Casais homoafetivos têm direito à equiparação da licença e salário-maternidade conforme decidido pelo Supremo Tribunal Federal, embora a aplicação ainda dependa de análises específicas. Em casos de adoção por casais do mesmo sexo, um pode receber a licença-maternidade e outro a licença-paternidade.
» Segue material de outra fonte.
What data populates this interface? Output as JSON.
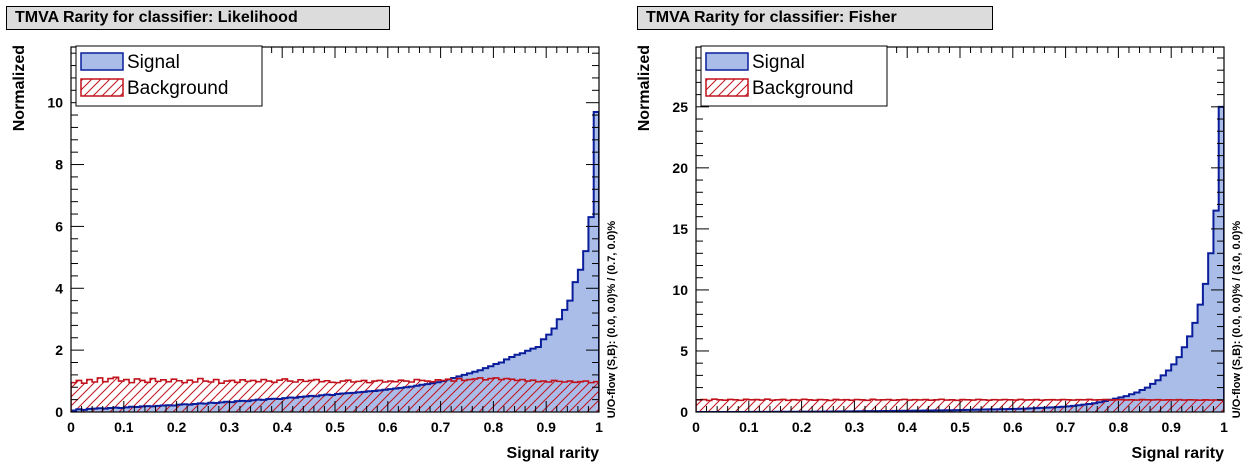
{
  "colors": {
    "signal_fill": "#a9bde8",
    "signal_line": "#0a1e9c",
    "background_line": "#c1121c"
  },
  "chart_data": [
    {
      "type": "histogram",
      "title": "TMVA Rarity for classifier: Likelihood",
      "xlabel": "Signal rarity",
      "ylabel": "Normalized",
      "xlim": [
        0,
        1
      ],
      "ylim": [
        0,
        11.8
      ],
      "xticks": [
        "0",
        "0.1",
        "0.2",
        "0.3",
        "0.4",
        "0.5",
        "0.6",
        "0.7",
        "0.8",
        "0.9",
        "1"
      ],
      "yticks": [
        "0",
        "2",
        "4",
        "6",
        "8",
        "10"
      ],
      "overflow_label": "U/O-flow (S,B): (0.0, 0.0)% / (0.7, 0.0)%",
      "legend": {
        "position": "top-left",
        "entries": [
          "Signal",
          "Background"
        ]
      },
      "bin_width": 0.01,
      "series": [
        {
          "name": "Signal",
          "values": [
            0.05,
            0.09,
            0.07,
            0.1,
            0.11,
            0.12,
            0.11,
            0.13,
            0.14,
            0.13,
            0.15,
            0.17,
            0.16,
            0.18,
            0.19,
            0.18,
            0.2,
            0.21,
            0.22,
            0.21,
            0.24,
            0.25,
            0.24,
            0.26,
            0.28,
            0.27,
            0.3,
            0.29,
            0.31,
            0.33,
            0.32,
            0.35,
            0.36,
            0.35,
            0.38,
            0.4,
            0.39,
            0.42,
            0.43,
            0.42,
            0.45,
            0.47,
            0.46,
            0.49,
            0.5,
            0.52,
            0.51,
            0.54,
            0.56,
            0.55,
            0.58,
            0.6,
            0.61,
            0.62,
            0.64,
            0.65,
            0.67,
            0.68,
            0.7,
            0.72,
            0.74,
            0.76,
            0.78,
            0.8,
            0.82,
            0.85,
            0.88,
            0.9,
            0.93,
            0.96,
            1.0,
            1.05,
            1.1,
            1.15,
            1.2,
            1.25,
            1.3,
            1.35,
            1.42,
            1.48,
            1.55,
            1.6,
            1.7,
            1.78,
            1.85,
            1.9,
            1.98,
            2.05,
            2.1,
            2.35,
            2.5,
            2.7,
            3.0,
            3.3,
            3.6,
            4.2,
            4.6,
            5.2,
            6.3,
            9.7
          ]
        },
        {
          "name": "Background",
          "values": [
            0.95,
            1.02,
            0.93,
            1.05,
            0.97,
            1.1,
            0.98,
            1.08,
            1.12,
            1.0,
            1.05,
            0.95,
            1.07,
            1.02,
            0.96,
            1.08,
            0.99,
            1.04,
            0.98,
            1.06,
            1.01,
            0.95,
            1.03,
            0.97,
            1.08,
            1.0,
            0.97,
            1.05,
            0.93,
            1.0,
            1.02,
            0.96,
            1.04,
            0.99,
            1.02,
            0.98,
            1.05,
            1.0,
            0.96,
            1.03,
            1.07,
            1.0,
            0.97,
            1.04,
            0.99,
            1.02,
            1.05,
            0.98,
            1.01,
            0.96,
            0.95,
            1.0,
            1.03,
            0.97,
            0.99,
            1.02,
            0.95,
            1.0,
            1.02,
            0.97,
            1.0,
            0.98,
            1.03,
            1.0,
            0.97,
            1.05,
            1.02,
            1.0,
            0.98,
            1.04,
            1.02,
            1.06,
            1.0,
            1.08,
            1.02,
            1.05,
            1.07,
            1.1,
            1.04,
            1.08,
            1.1,
            1.05,
            1.08,
            1.06,
            1.02,
            1.05,
            1.0,
            1.03,
            0.98,
            1.0,
            0.97,
            1.02,
            0.99,
            0.97,
            1.0,
            0.96,
            0.98,
            1.0,
            0.95,
            0.98
          ]
        }
      ]
    },
    {
      "type": "histogram",
      "title": "TMVA Rarity for classifier: Fisher",
      "xlabel": "Signal rarity",
      "ylabel": "Normalized",
      "xlim": [
        0,
        1
      ],
      "ylim": [
        0,
        29.9
      ],
      "xticks": [
        "0",
        "0.1",
        "0.2",
        "0.3",
        "0.4",
        "0.5",
        "0.6",
        "0.7",
        "0.8",
        "0.9",
        "1"
      ],
      "yticks": [
        "0",
        "5",
        "10",
        "15",
        "20",
        "25"
      ],
      "overflow_label": "U/O-flow (S,B): (0.0, 0.0)% / (3.0, 0.0)%",
      "legend": {
        "position": "top-left",
        "entries": [
          "Signal",
          "Background"
        ]
      },
      "bin_width": 0.01,
      "series": [
        {
          "name": "Signal",
          "values": [
            0,
            0,
            0,
            0,
            0,
            0,
            0,
            0,
            0,
            0,
            0.01,
            0.01,
            0.01,
            0.01,
            0.01,
            0.02,
            0.02,
            0.02,
            0.02,
            0.02,
            0.03,
            0.03,
            0.03,
            0.03,
            0.04,
            0.04,
            0.04,
            0.05,
            0.05,
            0.05,
            0.06,
            0.06,
            0.07,
            0.07,
            0.07,
            0.08,
            0.08,
            0.09,
            0.09,
            0.1,
            0.1,
            0.11,
            0.11,
            0.12,
            0.12,
            0.13,
            0.13,
            0.14,
            0.14,
            0.15,
            0.16,
            0.17,
            0.18,
            0.19,
            0.2,
            0.21,
            0.22,
            0.23,
            0.24,
            0.25,
            0.26,
            0.27,
            0.28,
            0.3,
            0.32,
            0.34,
            0.36,
            0.38,
            0.4,
            0.43,
            0.46,
            0.5,
            0.55,
            0.6,
            0.66,
            0.72,
            0.8,
            0.9,
            1.0,
            1.1,
            1.2,
            1.3,
            1.45,
            1.6,
            1.8,
            2.0,
            2.3,
            2.6,
            3.0,
            3.4,
            3.9,
            4.5,
            5.3,
            6.2,
            7.3,
            8.8,
            10.5,
            13.0,
            16.5,
            25.0
          ]
        },
        {
          "name": "Background",
          "values": [
            1.0,
            1.02,
            0.95,
            1.05,
            1.0,
            0.97,
            1.03,
            1.0,
            0.96,
            1.04,
            1.0,
            1.02,
            0.98,
            1.05,
            0.97,
            1.0,
            1.03,
            0.96,
            1.01,
            0.98,
            1.04,
            1.0,
            0.97,
            1.02,
            1.0,
            0.95,
            1.03,
            0.99,
            1.01,
            0.97,
            1.02,
            1.0,
            0.96,
            1.04,
            0.99,
            1.0,
            1.02,
            0.97,
            1.0,
            1.03,
            0.98,
            1.01,
            0.99,
            1.02,
            0.97,
            1.0,
            1.04,
            0.98,
            1.0,
            0.96,
            1.02,
            1.0,
            0.98,
            1.03,
            1.0,
            0.97,
            1.01,
            0.99,
            1.02,
            1.0,
            0.98,
            1.03,
            0.99,
            1.0,
            1.02,
            0.97,
            1.0,
            1.01,
            0.99,
            1.02,
            1.0,
            0.98,
            1.01,
            1.0,
            1.03,
            0.99,
            1.0,
            1.02,
            0.98,
            1.0,
            1.01,
            0.99,
            1.0,
            0.98,
            1.02,
            1.0,
            0.99,
            1.01,
            0.98,
            1.0,
            0.99,
            1.01,
            0.98,
            1.0,
            0.99,
            0.97,
            1.0,
            0.98,
            0.99,
            0.97
          ]
        }
      ]
    }
  ]
}
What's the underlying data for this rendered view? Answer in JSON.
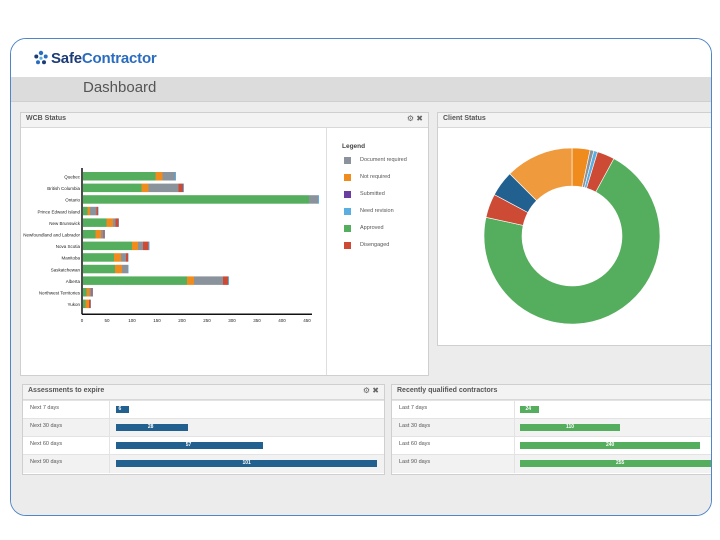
{
  "app": {
    "logo_part1": "Safe",
    "logo_part2": "Contractor",
    "page_title": "Dashboard"
  },
  "colors": {
    "document_required": "#8a939c",
    "not_required": "#ef8c1d",
    "submitted": "#6a3ea1",
    "need_revision": "#5aaee0",
    "approved": "#55ad5e",
    "disengaged": "#cd4a35",
    "tbar_blue": "#22608f",
    "tbar_green": "#55ad5e"
  },
  "wcb_panel": {
    "title": "WCB Status",
    "settings_icon": "gear-icon",
    "close_icon": "close-icon",
    "legend_title": "Legend",
    "legend": [
      {
        "label": "Document required",
        "color": "#8a939c"
      },
      {
        "label": "Not required",
        "color": "#ef8c1d"
      },
      {
        "label": "Submitted",
        "color": "#6a3ea1"
      },
      {
        "label": "Need revision",
        "color": "#5aaee0"
      },
      {
        "label": "Approved",
        "color": "#55ad5e"
      },
      {
        "label": "Disengaged",
        "color": "#cd4a35"
      }
    ]
  },
  "chart_data": [
    {
      "type": "bar",
      "orientation": "horizontal",
      "stacked": true,
      "categories": [
        "Quebec",
        "British Columbia",
        "Ontario",
        "Prince Edward Island",
        "New Brunswick",
        "Newfoundland and Labrador",
        "Nova Scotia",
        "Manitoba",
        "Saskatchewan",
        "Alberta",
        "Northwest Territories",
        "Yukon"
      ],
      "series": [
        {
          "name": "Approved",
          "color": "#55ad5e",
          "values": [
            145,
            117,
            452,
            9,
            47,
            25,
            98,
            62,
            64,
            208,
            7,
            5
          ]
        },
        {
          "name": "Not required",
          "color": "#ef8c1d",
          "values": [
            14,
            14,
            0,
            5,
            13,
            11,
            12,
            14,
            14,
            14,
            6,
            7
          ]
        },
        {
          "name": "Document required",
          "color": "#8a939c",
          "values": [
            25,
            60,
            18,
            13,
            5,
            5,
            10,
            10,
            12,
            58,
            4,
            0
          ]
        },
        {
          "name": "Disengaged",
          "color": "#cd4a35",
          "values": [
            0,
            9,
            0,
            3,
            6,
            2,
            11,
            4,
            0,
            10,
            2,
            3
          ]
        },
        {
          "name": "Need revision",
          "color": "#5aaee0",
          "values": [
            2,
            2,
            2,
            1,
            1,
            1,
            2,
            1,
            1,
            2,
            1,
            1
          ]
        }
      ],
      "xlim": [
        0,
        450
      ],
      "xticks": [
        "0",
        "50",
        "100",
        "150",
        "200",
        "250",
        "300",
        "350",
        "400",
        "450"
      ],
      "grid": false,
      "legend_position": "right"
    },
    {
      "type": "pie",
      "donut": true,
      "slices": [
        {
          "name": "Not required",
          "value": 3.3,
          "color": "#ef8c1d"
        },
        {
          "name": "Document required",
          "value": 0.7,
          "color": "#8a939c"
        },
        {
          "name": "Need revision",
          "value": 0.7,
          "color": "#5aaee0"
        },
        {
          "name": "Disengaged",
          "value": 3.2,
          "color": "#cd4a35"
        },
        {
          "name": "Approved",
          "value": 70.5,
          "color": "#55ad5e"
        },
        {
          "name": "Disengaged",
          "value": 4.4,
          "color": "#cd4a35"
        },
        {
          "name": "Submitted",
          "value": 4.7,
          "color": "#22608f"
        },
        {
          "name": "Not required",
          "value": 12.5,
          "color": "#f09a3e"
        }
      ]
    }
  ],
  "client_panel": {
    "title": "Client Status"
  },
  "expire_panel": {
    "title": "Assessments to expire",
    "settings_icon": "gear-icon",
    "close_icon": "close-icon",
    "rows": [
      {
        "label": "Next 7 days",
        "value": "6",
        "fraction": 0.05
      },
      {
        "label": "Next 30 days",
        "value": "28",
        "fraction": 0.275
      },
      {
        "label": "Next 60 days",
        "value": "57",
        "fraction": 0.565
      },
      {
        "label": "Next 90 days",
        "value": "101",
        "fraction": 1.0
      }
    ]
  },
  "recent_panel": {
    "title": "Recently qualified contractors",
    "rows": [
      {
        "label": "Last 7 days",
        "value": "24",
        "fraction": 0.095
      },
      {
        "label": "Last 30 days",
        "value": "110",
        "fraction": 0.5
      },
      {
        "label": "Last 60 days",
        "value": "240",
        "fraction": 0.9
      },
      {
        "label": "Last 90 days",
        "value": "255",
        "fraction": 1.0
      }
    ]
  }
}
Durante a licença e até 30 dias após o retorno, o trabalhador tem estabilidade contra demissão sem justa causa, podendo requerer reintegração ou indenização em caso de despedida injustificada.

Programa Empresa Cidadã e avanços

Empresas participantes do Programa Empresa Cidadã poderão continuar oferecendo 15 dias adicionais de licença, que serão somados aos 20 dias previstos pela nova legislação, diferente da regra atual que soma aos cinco dias.

Para a Coalizão Licença-Paternidade (CoPai), a lei representa uma vitória social e um caminho para estimular o cuidado compartilhado. No entanto, especialistas apontam que o Brasil ainda está atrás de países com modelos mais avançados, como Suécia e Noruega, e que a ampliação para até 20 dias é um avanço, mas ainda modesto no cuidado com o recém-nascido. A nova regra marca uma mudança estrutural ao reconhecer a paternidade como direito social com proteção específica.